I'm particularly interested in this book because like me and my husband, the author is blind. He brings our world to the lives of sighted people and introduces them to things we take for granted but rarely speak about to sighted friends. His descriptions of food are certainly worth the read. I would love to go to the restaurants he talks about. Thanks David for allowing a five star rating.

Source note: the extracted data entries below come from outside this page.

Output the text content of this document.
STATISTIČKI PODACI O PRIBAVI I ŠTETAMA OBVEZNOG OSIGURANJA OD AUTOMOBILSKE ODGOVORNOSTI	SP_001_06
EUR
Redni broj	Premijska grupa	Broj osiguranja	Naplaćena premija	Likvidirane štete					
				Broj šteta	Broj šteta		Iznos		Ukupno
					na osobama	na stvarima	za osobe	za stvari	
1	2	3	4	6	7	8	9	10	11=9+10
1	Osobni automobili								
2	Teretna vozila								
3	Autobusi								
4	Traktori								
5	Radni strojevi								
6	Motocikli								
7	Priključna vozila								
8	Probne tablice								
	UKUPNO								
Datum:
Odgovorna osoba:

Across Two Novembers runs from late 2013 to late 2014. Faucheux writes about his daily life, a busy mix of cooking and other hobbies, visiting friends and relatives, communicating with a wide range of acquaintances through his computer, and above all, reading. Faucheux enjoys a wide range of reading ( using both braille and recorded books) and discusses them in an informal, conversational style which is very appealing. I've already read many of the books he mentions, and have made notes of a number of others that I intend to seek out now that he's told me about them.
Those who read Across Two Novembers may pick it up out of curiosity sparked by its subtitle: A Year In The Life Of A Blind Bibliophile. As they read they'll find their curiosity will give way to liking and respect for a man who contributes much to our world.